Batanda, 31, a reporter for the Global Press Institute, plans to create a reporting skills workshop for Ugandan journalists after her seven-month fellowship. A gifted writer and photographer, Batanda holds a master's degree in forced migration studies from the University of the Witwatersrand in South Africa and an undergraduate degree in communications from Makerere University in Uganda. Batanda, a communications officer for the Refugee Law Project of Makerere University's law faculty, received Uganda's 2010 Young Achievers Award and a Justice in Africa program fellowship.

"Jackee Batanda's determination to work as a journalist under such reprehensible conditions is honorable.

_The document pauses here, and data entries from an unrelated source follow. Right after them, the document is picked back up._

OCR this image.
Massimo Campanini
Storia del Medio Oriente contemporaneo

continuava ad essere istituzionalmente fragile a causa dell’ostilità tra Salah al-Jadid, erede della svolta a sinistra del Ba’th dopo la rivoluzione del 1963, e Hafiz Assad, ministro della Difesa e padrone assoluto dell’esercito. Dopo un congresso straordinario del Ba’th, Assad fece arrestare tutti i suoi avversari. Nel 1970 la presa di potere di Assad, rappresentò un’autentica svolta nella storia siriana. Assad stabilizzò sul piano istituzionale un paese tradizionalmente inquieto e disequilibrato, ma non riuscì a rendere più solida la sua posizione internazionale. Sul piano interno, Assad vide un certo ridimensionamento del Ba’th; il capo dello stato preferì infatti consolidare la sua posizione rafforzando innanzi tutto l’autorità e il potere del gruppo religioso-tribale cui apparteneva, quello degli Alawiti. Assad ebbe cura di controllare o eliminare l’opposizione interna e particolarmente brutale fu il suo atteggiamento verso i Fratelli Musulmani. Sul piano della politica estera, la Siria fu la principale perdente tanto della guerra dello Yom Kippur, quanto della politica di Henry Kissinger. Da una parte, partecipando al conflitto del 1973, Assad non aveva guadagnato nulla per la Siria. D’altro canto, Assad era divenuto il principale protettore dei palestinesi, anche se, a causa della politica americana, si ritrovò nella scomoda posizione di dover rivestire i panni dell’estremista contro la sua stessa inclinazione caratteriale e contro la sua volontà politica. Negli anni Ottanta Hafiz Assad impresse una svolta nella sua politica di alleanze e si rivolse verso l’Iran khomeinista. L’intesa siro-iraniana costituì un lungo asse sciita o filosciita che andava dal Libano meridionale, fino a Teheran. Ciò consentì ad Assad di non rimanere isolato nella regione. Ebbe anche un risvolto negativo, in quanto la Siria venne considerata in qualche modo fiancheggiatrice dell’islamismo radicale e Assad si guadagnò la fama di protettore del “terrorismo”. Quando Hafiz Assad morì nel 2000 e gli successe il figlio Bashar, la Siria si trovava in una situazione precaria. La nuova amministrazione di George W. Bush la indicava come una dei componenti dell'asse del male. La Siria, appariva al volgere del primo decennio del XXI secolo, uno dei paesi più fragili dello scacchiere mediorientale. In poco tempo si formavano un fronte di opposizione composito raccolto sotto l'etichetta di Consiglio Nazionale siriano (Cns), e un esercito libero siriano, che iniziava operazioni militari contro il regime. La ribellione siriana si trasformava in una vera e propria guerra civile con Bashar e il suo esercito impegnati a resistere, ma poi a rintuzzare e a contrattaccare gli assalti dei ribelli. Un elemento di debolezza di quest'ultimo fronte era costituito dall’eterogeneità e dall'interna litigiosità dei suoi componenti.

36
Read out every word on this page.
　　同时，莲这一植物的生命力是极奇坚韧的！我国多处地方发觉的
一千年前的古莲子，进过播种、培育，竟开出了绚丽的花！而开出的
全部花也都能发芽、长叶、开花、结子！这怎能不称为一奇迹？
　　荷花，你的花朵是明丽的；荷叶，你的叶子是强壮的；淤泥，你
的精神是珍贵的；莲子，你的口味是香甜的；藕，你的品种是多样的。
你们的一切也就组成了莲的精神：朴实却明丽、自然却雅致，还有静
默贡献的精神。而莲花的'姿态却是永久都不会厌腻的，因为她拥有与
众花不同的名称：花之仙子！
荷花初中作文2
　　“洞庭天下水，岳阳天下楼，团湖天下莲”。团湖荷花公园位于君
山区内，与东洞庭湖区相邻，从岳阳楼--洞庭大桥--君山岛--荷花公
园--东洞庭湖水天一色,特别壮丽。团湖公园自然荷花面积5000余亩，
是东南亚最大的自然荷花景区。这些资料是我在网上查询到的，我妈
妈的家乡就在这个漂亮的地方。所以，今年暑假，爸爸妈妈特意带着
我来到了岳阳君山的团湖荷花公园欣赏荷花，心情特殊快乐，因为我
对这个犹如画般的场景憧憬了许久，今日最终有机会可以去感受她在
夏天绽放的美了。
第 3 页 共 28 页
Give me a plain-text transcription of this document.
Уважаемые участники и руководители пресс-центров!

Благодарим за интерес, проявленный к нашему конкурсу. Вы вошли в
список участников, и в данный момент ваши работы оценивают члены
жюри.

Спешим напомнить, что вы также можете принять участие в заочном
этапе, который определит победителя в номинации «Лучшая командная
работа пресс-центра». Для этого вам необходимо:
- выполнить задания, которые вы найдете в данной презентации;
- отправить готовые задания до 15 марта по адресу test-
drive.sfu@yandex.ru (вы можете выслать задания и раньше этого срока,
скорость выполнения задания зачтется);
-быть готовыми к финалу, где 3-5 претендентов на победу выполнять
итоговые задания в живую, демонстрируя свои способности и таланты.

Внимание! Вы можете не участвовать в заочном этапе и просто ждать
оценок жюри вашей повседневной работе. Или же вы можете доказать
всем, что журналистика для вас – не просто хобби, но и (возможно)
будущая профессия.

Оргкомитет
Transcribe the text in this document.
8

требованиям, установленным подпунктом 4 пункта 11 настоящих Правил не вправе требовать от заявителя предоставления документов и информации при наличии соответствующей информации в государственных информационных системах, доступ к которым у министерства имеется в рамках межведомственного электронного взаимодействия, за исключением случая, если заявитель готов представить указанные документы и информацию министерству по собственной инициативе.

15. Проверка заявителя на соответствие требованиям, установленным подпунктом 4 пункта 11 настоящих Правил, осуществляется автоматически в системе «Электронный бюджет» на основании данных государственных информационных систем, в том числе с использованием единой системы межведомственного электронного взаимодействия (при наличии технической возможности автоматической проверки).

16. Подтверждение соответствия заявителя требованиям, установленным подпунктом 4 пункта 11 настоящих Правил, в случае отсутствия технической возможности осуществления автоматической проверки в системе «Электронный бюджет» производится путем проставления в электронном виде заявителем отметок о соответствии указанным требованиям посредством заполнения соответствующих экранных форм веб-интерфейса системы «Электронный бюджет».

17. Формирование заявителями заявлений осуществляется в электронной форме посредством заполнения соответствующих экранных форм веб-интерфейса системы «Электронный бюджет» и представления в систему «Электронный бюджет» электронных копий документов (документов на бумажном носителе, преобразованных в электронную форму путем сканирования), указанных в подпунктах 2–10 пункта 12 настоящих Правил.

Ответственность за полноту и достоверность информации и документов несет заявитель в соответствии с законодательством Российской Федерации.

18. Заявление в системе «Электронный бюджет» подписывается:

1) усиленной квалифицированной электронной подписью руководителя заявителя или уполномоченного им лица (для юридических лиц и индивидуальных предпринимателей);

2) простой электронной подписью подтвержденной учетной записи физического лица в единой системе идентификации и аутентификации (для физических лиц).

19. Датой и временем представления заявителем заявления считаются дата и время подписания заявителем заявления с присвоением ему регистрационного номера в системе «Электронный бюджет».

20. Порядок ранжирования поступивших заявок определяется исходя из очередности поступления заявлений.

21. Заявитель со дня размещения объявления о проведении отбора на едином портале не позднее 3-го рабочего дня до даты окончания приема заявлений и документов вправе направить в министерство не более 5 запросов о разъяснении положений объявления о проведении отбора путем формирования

We are thrilled that she will be at CIS and hope that she finds her time here to be rewarding," said Richard Samuels, director of CIS and Ford International Professor of Political Science at MIT.

The Elizabeth Neuffer Fellowship is a project of the Elizabeth Neuffer IWMF Fund, which is generously supported by Peter Canellos, Mark Neuffer, Carolyn Lee, the John S. and James L. Knight Foundation, the Boston Globe Foundation, The New York Times Company Foundation, Boston Scientific, MIT Center for International Studies and friends and family of Elizabeth Neuffer.

ABOUT THE CENTER FOR INTERNATIONAL STUDIES
The Center for International Studies (CIS) supports interna­tional research and education at MIT. It is the home of MIT’s Security Studies Program; the MIT International Science & Technology Initiative, its pioneering global education program; the Program on Emerging Technologies; and seminars and research on migration, South Asia politics, the Middle East, cybersecurity, nuclear weapons, and East Asia. The Center has traditionally been aligned with the social sciences while also working with MIT’s premier science and engineering scholars. CIS produces research that creatively addresses global issues while helping to educate the next generation of global citizens.